When I moved from Baltimore, Maryland, to Waterford, Ireland, some 26 years ago, I wasn’t looking to cut the United States out of my life.
I didn’t run from the States. I dove toward opportunity.
It’s been a journey of more than two-and-a-half decades that has seen Lief and me reinventing our lives in series. Along the way, in each place where we and our children have landed, we’ve put down roots, and become part of the community…
From Ireland to Paris to Panama to, as of this year, Woodstock, Illinois.
Our ever-evolving plan now has us back in the States, at least some of the time.
We’ve navigated our journey to accommodate our children’s best interests… our business agendas… investment opportunities… and, at this stage, aging parents… perpetually adjusting as circumstances continue to evolve.

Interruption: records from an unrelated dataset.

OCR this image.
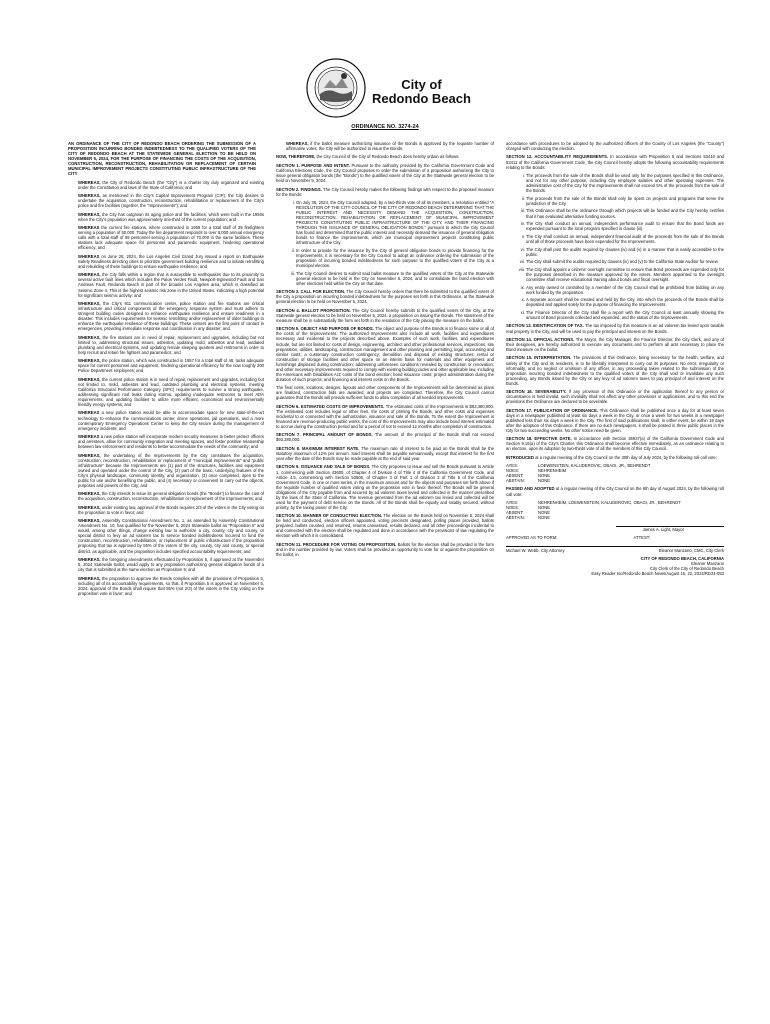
City of
Redondo Beach
ORDINANCE NO. 3274-24

AN ORDINANCE OF THE CITY OF REDONDO BEACH ORDERING THE SUBMISSION OF A PROPOSITION INCURRING BONDED INDEBTEDNESS TO THE QUALIFIED VOTERS OF THE CITY OF REDONDO BEACH AT THE STATEWIDE GENERAL ELECTION TO BE HELD ON NOVEMBER 5, 2024, FOR THE PURPOSE OF FINANCING THE COSTS OF THE ACQUISITION, CONSTRUCTION, RECONSTRUCTION, REHABILITATION OR REPLACEMENT OF CERTAIN MUNICIPAL IMPROVEMENT PROJECTS CONSTITUTING PUBLIC INFRASTRUCTURE OF THE CITY

WHEREAS, the City of Redondo Beach (the “City”) is a charter city duly organized and existing under the Constitution and laws of the State of California; and

WHEREAS, as mentioned in the City’s Capital Improvement Program (CIP), the City desires to undertake the acquisition, construction, reconstruction, rehabilitation or replacement of the City’s police and fire facilities (together, the “Improvements”); and

WHEREAS, the City has outgrown its aging police and fire facilities, which were built in the 1950s when the City’s population was approximately one-third of the current population; and

WHEREAS the current fire stations, where constructed in 1959 for a total staff of 39 firefighters serving a population of 50,000. Today the fire department responds to over 8,000 annual emergency calls with a total staff of 69 personnel serving a population of 70,000 in the same facilities. These stations lack adequate space for personnel and paramedic equipment, hindering operational efficiency; and

WHEREAS on June 28, 2024, the Los Angeles Civil Grand Jury issued a report on Earthquake Safety Readiness directing cities to prioritize government building resilience and to initiate retrofitting and rebuilding of these buildings to ensure earthquake resilience; and

WHEREAS, the City falls within a region that is susceptible to earthquakes due to its proximity to several active fault lines which includes the Palos Verdes Fault, Newport-Inglewood Fault and San Andreas Fault, Redondo Beach is part of the broader Los Angeles area, which is classified as Seismic Zone 4. This is the highest seismic risk zone in the United States, indicating a high potential for significant seismic activity; and

WHEREAS, the City’s 911 communication center, police station and fire stations are critical infrastructure and critical components of the emergency response system and must adhere to stringent building codes designed to enhance earthquake resilience and ensure readiness in a disaster. This includes requirements for seismic retrofitting and/or replacement of older buildings to enhance the earthquake resilience of these buildings. These centers are the first point of contact in emergencies, providing immediate response and coordination in any disaster; and

WHEREAS, the fire stations are in need of repair, replacement and upgrades, including but not limited to, addressing structural issues, asbestos, updating mold, asbestos and lead, outdated plumbing and electrical systems, and updating female sleeping quarters and restrooms in order to help recruit and retain fire fighters and paramedics; and

WHEREAS, the police station, which was constructed in 1957 for a total staff of 48, lacks adequate space for current personnel and equipment, hindering operational efficiency for the now roughly 200 Police Department employees; and

WHEREAS, the current police station is in need of repair, replacement and upgrades, including but not limited to, mold, asbestos and lead, outdated plumbing and electrical systems, meeting California Structural Performance Category (SPC) requirements to survive a strong earthquake, addressing significant roof leaks during storms, updating inadequate restrooms to meet ADA requirements, and updating facilities to utilize more efficient, economical and environmentally friendly energy systems; and

WHEREAS a new police station would be able to accommodate space for new state-of-the-art technology to enhance the communications center, drone operations, jail operations, and a more contemporary Emergency Operations Center to keep the City secure during the management of emergency incidents; and

WHEREAS a new police station will incorporate modern security measures to better protect officers and arrestees, allow for community integration and meeting spaces, and foster positive relationship between law enforcement and residents to better accommodate the needs of the community; and

WHEREAS, the undertaking of the Improvements by the City constitutes the acquisition, construction, reconstruction, rehabilitation or replacement of “municipal improvements” and “public infrastructure” because the Improvements are (1) part of the structures, facilities and equipment owned and operated under the control of the City, (2) part of the basic, underlying features of the City’s physical landscape, community identity, and organization, (3) once completed, open to the public for use and/or benefiting the public, and (4) necessary or convenient to carry out the objects, purposes and powers of the City; and

WHEREAS, the City intends to issue its general obligation bonds (the “Bonds”) to finance the cost of the acquisition, construction, reconstruction, rehabilitation or replacement of the Improvements; and

WHEREAS, under existing law, approval of the Bonds requires 2/3 of the voters in the City voting on the proposition to vote in favor; and

WHEREAS, Assembly Constitutional Amendment No. 1, as amended by Assembly Constitutional Amendment No. 10, has qualified for the November 5, 2024 Statewide ballot as “Proposition 5” and would, among other things, change existing law to authorize a city, county, city and county, or special district to levy an ad valorem tax to service bonded indebtedness incurred to fund the construction, reconstruction, rehabilitation, or replacement of public infrastructure if the proposition proposing that tax is approved by 55% of the voters of the city, county, city and county, or special district, as applicable, and the proposition includes specified accountability requirements; and

WHEREAS, the foregoing amendments effectuated by Proposition 5, if approved at the November 5, 2024 Statewide ballot, would apply to any proposition authorizing general obligation bonds of a city that is submitted at the same election as Proposition 5; and

WHEREAS, the proposition to approve the Bonds complies with all the provisions of Proposition 5, including all of its accountability requirements, so that, if Proposition 5 is approved on November 5, 2024, approval of the Bonds shall require that 55% (not 2/3) of the voters in the City voting on the proposition vote in favor; and

WHEREAS, if the ballot measure authorizing issuance of the Bonds is approved by the requisite number of affirmative votes, the City will be authorized to issue the Bonds.

NOW, THEREFORE, the City Council of the City of Redondo Beach does hereby ordain as follows:

SECTION 1. PURPOSE AND INTENT. Pursuant to the authority provided by the California Government Code and California Elections Code, the City Council proposes to order the submission of a proposition authorizing the City to issue general obligation bonds (the “Bonds”) to the qualified voters of the City at the Statewide general election to be held on November 5, 2024.

SECTION 2. FINDINGS. The City Council hereby makes the following findings with respect to the proposed measure for the Bonds:

i. On July 30, 2024, the City Council adopted, by a two-thirds vote of all its members, a resolution entitled “A RESOLUTION OF THE CITY COUNCIL OF THE CITY OF REDONDO BEACH DETERMINING THAT THE PUBLIC INTEREST AND NECESSITY DEMAND THE ACQUISITION, CONSTRUCTION, RECONSTRUCTION, REHABILITATION OR REPLACEMENT OF MUNICIPAL IMPROVEMENT PROJECTS CONSTITUTING PUBLIC INFRASTRUCTURE OF THE CITY, AND THEIR FINANCING THROUGH THE ISSUANCE OF GENERAL OBLIGATION BONDS,” pursuant to which the City Council has found and determined that the public interest and necessity demand the issuance of general obligation bonds to finance the Improvements, which are municipal improvement projects constituting public infrastructure of the City.
ii. In order to provide for the issuance by the City of general obligation bonds to provide financing for the Improvements, it is necessary for the City Council to adopt an ordinance ordering the submission of the proposition of incurring bonded indebtedness for such purpose to the qualified voters of the City at a municipal election.
iii. The City Council desires to submit said ballot measure to the qualified voters of the City at the Statewide general election to be held in the City on November 5, 2024, and to consolidate the bond election with other elections held within the City on that date.

SECTION 3. CALL FOR ELECTION. The City Council hereby orders that there be submitted to the qualified voters of the City a proposition on incurring bonded indebtedness for the purposes set forth in this Ordinance, at the Statewide general election to be held on November 5, 2024.

SECTION 4. BALLOT PROPOSITION. The City Council hereby submits to the qualified voters of the City, at the Statewide general election to be held on November 5, 2024, a proposition on issuing the Bonds. The statement of the measure shall be in substantially the form set forth in the resolution of the City placing the measure on the ballot.

SECTION 5. OBJECT AND PURPOSE OF BONDS. The object and purpose of the Bonds is to finance some or all of the costs of the Improvements. The authorized Improvements also include all work, facilities and expenditures necessary and incidental to the projects described above. Examples of such work, facilities, and expenditures include, but are not limited to: costs of design, engineering, architect and other professional services, inspections, site preparation, utilities, landscaping, construction management and other planning and permitting, legal, accounting and similar costs; a customary construction contingency; demolition and disposal of existing structures; rental or construction of storage facilities and other space on an interim basis for materials and other equipment and furnishings displaced during construction; addressing unforeseen conditions revealed by construction or renovation; and other necessary improvements required to comply with existing building codes and other applicable law, including the Americans with Disabilities Act; costs of the bond election; bond issuance costs; project administration during the duration of such projects; and financing and interest costs on the Bonds.

The final costs, locations, designs, layouts and other components of the Improvements will be determined as plans are finalized, construction bids are awarded, and projects are completed. Therefore, the City Council cannot guarantee that the Bonds will provide sufficient funds to allow completion of all needed improvements.

SECTION 6. ESTIMATED COSTS OF IMPROVEMENTS. The estimated costs of the Improvements is $93,380,000. The estimated cost includes legal or other fees, the costs of printing the Bonds, and other costs and expenses incidental to or connected with the authorization, issuance and sale of the Bonds. To the extent the Improvement is financed are revenue-producing public works, the cost of the Improvements may also include bond interest estimated to accrue during the construction period and for a period of not to exceed 12 months after completion of construction.

SECTION 7. PRINCIPAL AMOUNT OF BONDS. The amount of the principal of the Bonds shall not exceed $93,380,000.

SECTION 8. MAXIMUM INTEREST RATE. The maximum rate of interest to be paid on the Bonds shall be the statutory maximum of 12% per annum. Said interest shall be payable semiannually, except that interest for the first year after the date of the Bonds may be made payable at the end of said year.

SECTION 9. ISSUANCE AND SALE OF BONDS. The City proposes to issue and sell the Bonds pursuant to Article 1, commencing with Section 43600, of Chapter 4 of Division 4 of Title 4 of the California Government Code, and Article 4.5, commencing with Section 53506, of Chapter 3 of Part 1 of Division 2 of Title 5 of the California Government Code, in one or more series, in the maximum amount and for the objects and purposes set forth above if the requisite number of qualified voters voting on the proposition vote in favor thereof. The Bonds will be general obligations of the City payable from and secured by ad valorem taxes levied and collected in the manner prescribed by the laws of the State of California. The revenue generated from the ad valorem tax levied and collected will be used for the payment of debt service on the Bonds. All of the Bonds shall be equally and ratably secured, without priority, by the taxing power of the City.

SECTION 10. MANNER OF CONDUCTING ELECTION. The election on the Bonds held on November 5, 2024 shall be held and conducted, election officers appointed, voting precincts designated, polling places provided, ballots prepared, ballots counted, and returned, returns canvassed, results declared, and all other proceedings incidental to and connected with the election shall be regulated and done in accordance with the provisions of law regulating the election with which it is consolidated.

SECTION 11. PROCEDURE FOR VOTING ON PROPOSITION. Ballots for the election shall be provided in the form and in the number provided by law. Voters shall be provided an opportunity to vote for or against the proposition on the ballot, in

accordance with procedures to be adopted by the authorized officers of the County of Los Angeles (the “County”) charged with conducting the election.

SECTION 12. ACCOUNTABILITY REQUIREMENTS. In accordance with Proposition 5 and Sections 53410 and 53411 of the California Government Code, the City Council hereby adopts the following accountability requirements relating to the Bonds:

i. The proceeds from the sale of the Bonds shall be used only for the purposes specified in this Ordinance, and not for any other purpose, including City employee salaries and other operating expenses. The administrative cost of the City for the Improvements shall not exceed 5% of the proceeds from the sale of the Bonds.
ii. The proceeds from the sale of the Bonds shall only be spent on projects and programs that serve the jurisdiction of the City.
iii. This Ordinance shall be the ordinance through which projects will be funded and the City hereby certifies that it has evaluated alternative funding sources.
iv. The City shall conduct an annual, independent performance audit to ensure that the Bond funds are expended pursuant to the local program specified in clause (iii).
v. The City shall conduct an annual, independent financial audit of the proceeds from the sale of the Bonds until all of those proceeds have been expended for the Improvements.
vi. The City shall post the audits required by clauses (iv) and (v) in a manner that is easily accessible to the public.
vii. The City shall submit the audits required by clauses (iv) and (v) to the California State Auditor for review.
viii. The City shall appoint a citizens’ oversight committee to ensure that Bond proceeds are expended only for the purposes described in the measure approved by the voters. Members appointed to the oversight committee shall receive educational training about bonds and fiscal oversight.
ix. Any entity owned or controlled by a member of the City Council shall be prohibited from bidding on any work funded by the proposition.
x. A separate account shall be created and held by the City, into which the proceeds of the Bonds shall be deposited and applied solely for the purpose of financing the Improvements.
xi. The Finance Director of the City shall file a report with the City Council at least annually showing the amount of Bond proceeds collected and expended, and the status of the Improvements.

SECTION 13. IDENTIFICATION OF TAX. The tax imposed by this measure is an ad valorem tax levied upon taxable real property in the City, and will be used to pay the principal and interest on the Bonds.

SECTION 14. OFFICIAL ACTIONS. The Mayor, the City Manager, the Finance Director, the City Clerk, and any of their designees, are hereby authorized to execute any documents and to perform all acts necessary to place the Bond measure on the ballot.

SECTION 15. INTERPRETATION. The provisions of this Ordinance, being necessary for the health, welfare, and safety of the City and its residents, is to be liberally interpreted to carry out its purposes. No error, irregularity or informality, and no neglect or omission of any officer, in any proceeding taken related to the submission of the proposition incurring bonded indebtedness to the qualified voters of the City shall void or invalidate any such proceeding, any Bonds issued by the City or any levy of ad valorem taxes to pay principal of and interest on the Bonds.

SECTION 16. SEVERABILITY. If any provision of this Ordinance or the application thereof to any person or circumstance is held invalid, such invalidity shall not affect any other provisions or applications, and to this end the provisions this Ordinance are declared to be severable.

SECTION 17. PUBLICATION OF ORDINANCE. This Ordinance shall be published once a day for at least seven days in a newspaper published at least six days a week in the City, or once a week for two weeks in a newspaper published less than six days a week in the City. The first of said publications shall, in either event, be within 15 days after the adoption of this Ordinance. If there are no such newspapers, it shall be posted in three public places in the City for two succeeding weeks. No other notice need be given.

SECTION 18. EFFECTIVE DATE. In accordance with Section 36937(a) of the California Government Code and Section 9.16(a) of the City’s Charter, this Ordinance shall become effective immediately, as an ordinance relating to an election, upon its adoption by two-thirds vote of all the members of this City Council.

INTRODUCED at a regular meeting of the City Council on the 30th day of July 2024, by the following roll call vote:

AYES:	LOEWENSTEIN, KALUDEROVIC, OBAGI, JR., BEHRENDT
NOES:	NEHRENHEIM
ABSENT:	NONE
ABSTAIN:	NONE

PASSED AND ADOPTED at a regular meeting of the City Council on the 6th day of August 2024, by the following roll call vote:

AYES:	NEHRENHEIM, LOEWENSTEIN, KALUDEROVIC, OBAGI, JR., BEHRENDT
NOES:	NONE
ABSENT:	NONE
ABSTAIN:	NONE

James A. Light, Mayor

APPROVED AS TO FORM:	ATTEST:
Michael W. Webb, City Attorney	Eleanor Manzano, CMC, City Clerk

CITY OF REDONDO BEACH, CALIFORNIA

Eleanor Manzano

City Clerk of the City of Redondo Beach

Easy Reader Inc/Redondo Beach News/August 15, 22, 2024/RD24-053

It hasn’t always been easy to manage the competing agendas…
And, in truth, our family and friends haven’t always understood.
Start Your New Life Today, Overseas
I make the point to prepare you… for, when you tell your nearest and dearest that you’re thinking about moving to a new country for your retirement, their responses likely will range from bemusement to shock or horror.
They might even suggest that you’ve flat out lost your mind.
My family still doesn’t get it.
As I share in my memoir “At Home In Ireland,” when I announced nearly 30 years ago that I was making plans to relocate from the East Coast of the United States to the southeast coast of Ireland, they humored me at first by saying nothing.
Then, when they realized that the planning stage was moving into the moving stage, they got vocal.
My mother cried.
My sister wondered if a move like this could possibly be in the best interest of her niece, my 8-year-old daughter Kaitlin.
My aunt asked how I could be so heartless as to take my mother and father’s grandchild so far away from them.
Our first year in Ireland, we heard little from my family. Then I became pregnant with my second child, Jackson, and my mother and father put their misgivings about our international relocation aside and finally came to visit.
Years later, when I called my mother to tell her we intended to move again, this time from Waterford, Ireland, to Paris, France, she responded at first, again, with silence.
Then, after an awkward pause, “Don’t the French hate Americans?”
Many phone calls and months later, my mom finally came to visit us in the City of Light. The morning we escorted her to the airport for her return flight to the States after she’d spent 10 days with us in Paris, she turned and said, “I was wrong not to have come sooner. You’re right. The French are fine, and this city is beautiful.”
Then, four years later, another phone call…
“Mom, we’re moving to Panama!” I called to exclaim one morning.
Silence.
Followed by…
“But I thought you loved Paris? Why would you move again now? Where will Jack go to school? Isn’t it miserably hot in Panama? What about your lovely apartment in Paris? You’re not going to give that up, are you?”
Lief and I are on a different track than many, and we long ago gave up on the hope that others would understand.
The lifestyle we’ve chosen doesn’t have to make sense to everyone else. It makes sense to us.
By the same token, your plan need make sense only to you.
We’ll do our best to support you as you work through it.